Рассказ
Алексей Любегин родился в 1954 году в Калининской области. Учился в финансово-кредитном техникуме, работал вальцовщиком на фабрике «Светоч», техником в геологической партии. Сейчас — строительный рабочий.
Велосипед, устало прислонившись к железобетонной культяпке столба электропередачи, покорно ожидает меня, тускло улыбаясь жадному июльскому солнцу и столпившимся неподалеку от скособочившейся избенки матерым елям и тополям.
Рассовав по карманам штанов обкусанный карандаш, шариковую авторучку с капризным стержнем, бывалый складешок и тетрадку, я пробираюсь по еле заметной в дремучей крапиве неуверенной тропинке к сидящей на завалинке кряжистой старухе в белом — шалашиком — платочке, в чистой (сама стирает!) сорочке, в черной ситцевой юбке ниже колен (точь-в-точь макси-юбка!), из-под которой выглядывают надетые на серые шерстяные носки калоши.
Из-под навеса тяжелой ладони бледно-синие, долго жившие глаза пытаются угадать, что за гость пожаловал к ней на хутор.
Я присаживаюсь рядом, между нами — узелок с гостинцами: мама прислала.
— Как живы-здоровы, бабушка? — кричу я в замшелое ухо, предусмотрительно выпростанное из-под платка.
— А хто это? — с чужинкой во взгляде спрашивает она. — Леня? М-м, — опускает руку, словно устав держать ее, облизывает бескровные с синими прожилками губы, опирается землистыми руками со взбухшими корнями вен на отполированную до янтарного блеска щелястую клюку, покачивается… По ее скуластому лицу бродит легкая детская улыбка.
— Дело какоё аль просто так? — спрашивает она синеющий вдали лесок, укутанный туманной дымкой, затем поворачивается ко мне и вглядывается в меня так, словно впервые увидела.
Меня охватывает радостное предчувствие того, что, возможно, мне что-нибудь удастся записать у Гомазенихи уже сегодня, и потому кричу ей на ухо весело и оглушительно:
— Я песни записываю!
— Песни?.. Эвона што… В школе поди заставляют?
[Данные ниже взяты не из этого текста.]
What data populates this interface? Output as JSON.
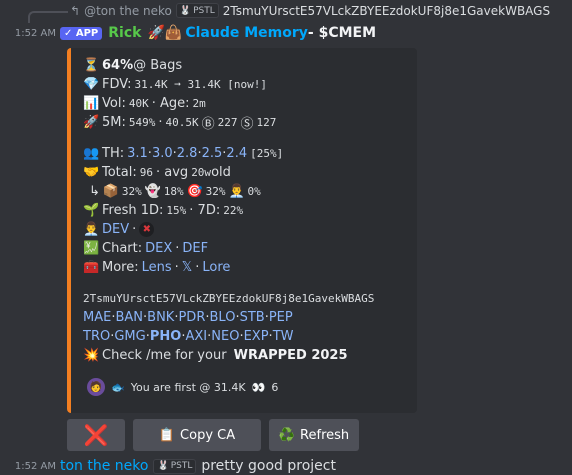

— Не-е, я сам. А почему вы на школу подумали?
— Да учителя на день женьщин посылку спосылали с робятам… И хлебца, и сахарку, и камфеток с патретикам… Раскубрила беленьку, думала — пьют, ан нет — отказалися вперебой!
Она смотрит в землю, по которой ползет рыжий мураш, намереваясь, по-видимому, забраться в свою подземную столовую под пыльной ольховой щелкой и плотно пообедать упитанным землемером.
— Што-то вроде как вижу… — произносит она. — Никак не разобрать, што хоть…
— Муравей. Шукаш, — подсказываю я и улыбаюсь мысли о том, что такое малозначительное существо удостоилось внимания двух разумных существ, хотя и не напрашивалось на него.
— У меня давеча ноги приболели, — говорит она, — а бабы присоветовали мазь муравьину. Больно, говорят, пользительна. Я их с муравейника обрала, сроду этова не делывала, думала — натоплю в стеклянку, а ешо подумала — больно их жалко стало. Из-за моех ног стоко народу сгублю ни за што. Пушай живут… Ну, каки писать будем? Коротеньки? Есть и коротеньки…
На переносице появляется глубокая лощинка.
— На вот… Тут была, и — ушла… — Потрескавшиеся толстые пальцы собираются во вздрагивающий кулак, так что белеют их костяшки…
«Александра Михайловна Гомазенкова. 101 год, хутор Новинка» — появляется в тетради в косую линеечку анкетная запись.
Неожиданно ее белые морщины собираются на широком лбу в гармошку, и пальцы замирают на волосатой бородавке над верхней губой.
От Ключевского сёла
идет тальянка весёла! —
радостно выкрикивает она зачин частушки — и неторопливо, с чувством, доверительно:
По тальянке сметила — пошла,
милёнка стретила…
— Бывало, артелью девки срядятся в лес по ягоду, я за ними — ниткой; как грянём, так в деревне стёкла хохочут… Я схватчива была. Да вот память-то у меня все бюлитенит… Погоди, ешо онна в ум вскинулась, старинная, мамынька моя пела:
Што ты ржешь, мой конь ретивой!
Што ты шею опустил!
— Пушкин, это Пушкин, — говорю с невесть откуда взявшейся досадой. То ли жаль, что со знанием классических произведений старуха теряет творческую свежесть, то ли нежелание слушать хрестоматийное стихотворение снова.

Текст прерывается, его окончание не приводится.